I was working at a company, we will call Acme. We had 3 APIs, one internal, one customer facing, and one partner facing. Our internal API was connected to a front-end application, as was the customer and partner APIs. All separate, with lots of other stuff going on behind the scenes. We wanted to improve the performance across the board, reducing latency and error rates. Nothing we aren't all used to having to do right? But, how can I reduce API performance if I don't really know how well it is performing? Yes, I could send a few HTTP requests using Curl or Postman or similar, and take an average of the response time for certain endpoints. But at this point, I am only seeing a tiny snapshot that is extremely skewed.
I wanted to be able to improve our APIs, but to do so I needed to know what was actually going on. I had no reference data, nothing to compare anything to. I knew that on "average" a request to a few endpoints was hitting around 1.4 milliseconds, not too bad - but that was from my somewhat stable internet connection in the UK. How about our users in different locations? The response payload size, were we sending too much data? Are there endpoints we could depricate or bump in version?
To put it simply, I knew nothing about our API. Yet, I was the person in charge of it. I was the person setting the roadmap, planning sprints, organizing work, and accountable for all of it. But I still knew nothing ... Not the best situation to be in right?
I came across Treblle at this point, and thought I might as well try it out. What did I have to lose? It was a simple command line install, slight configuration, and that was it. Under 2 minutes and I was suddenly getting floods of data coming into a dashboard telling me exactly how these APIs were being used.
I could see an average of response size and response time on my dashboard, as well as the locations these requests were coming from.

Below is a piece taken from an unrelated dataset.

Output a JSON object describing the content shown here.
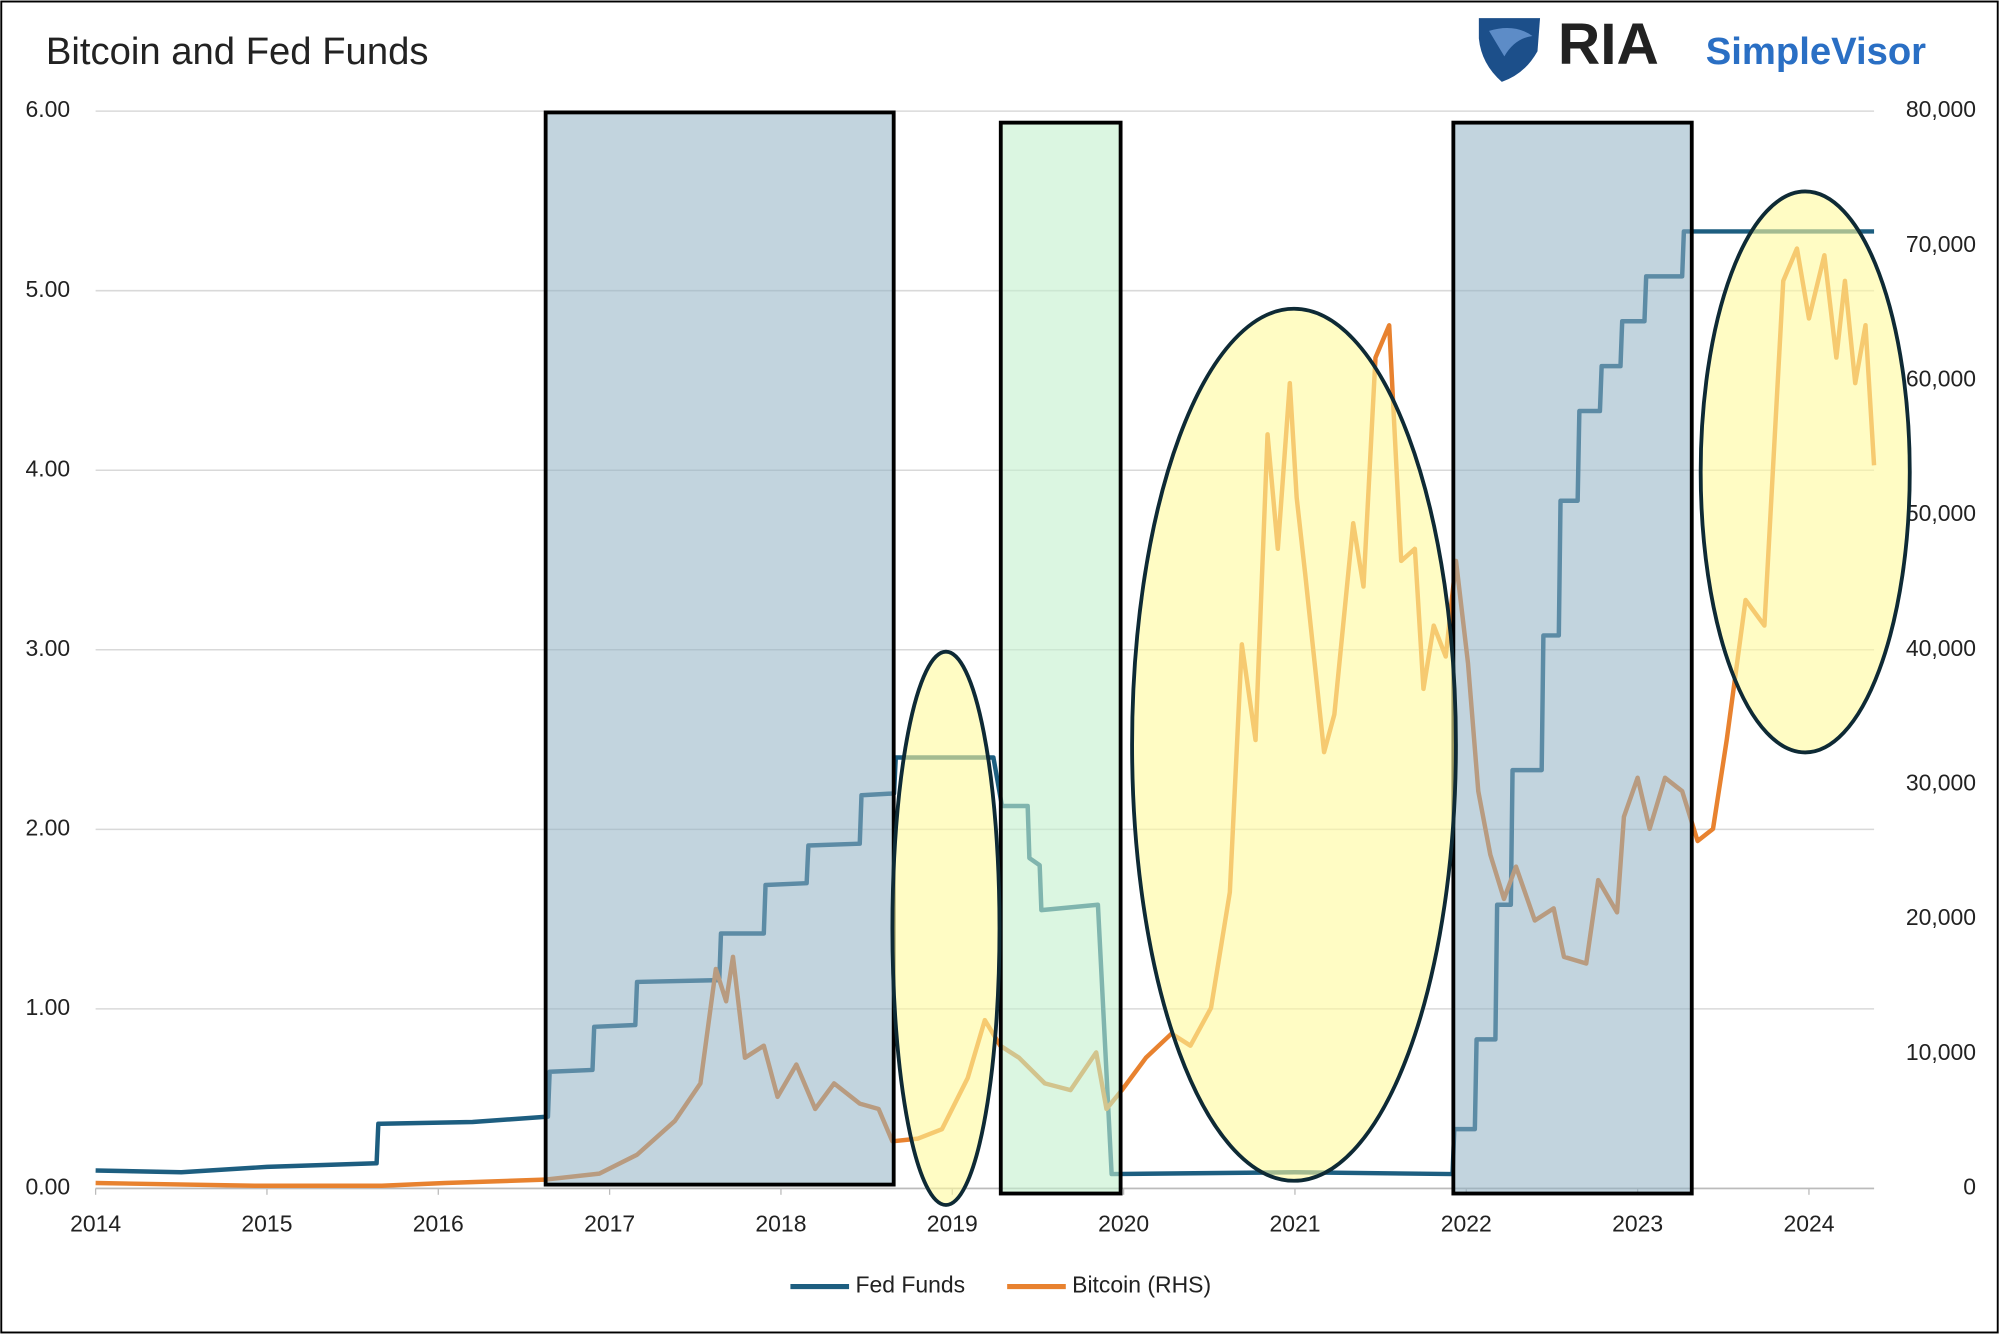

I could go and watch real-time requests coming in and telling me when users were hitting issues. I could then take this data, and use it to help guide me with the roadmap and sprint planning. I could evidence why I wanted to spend 2 weeks tweaking performance on our write operations. I was able to be accountable at this point.
All of this to say that if you want to understand your APIs better, get some good tooling like Treblle in place - and start being more proactive in your approach to APIs.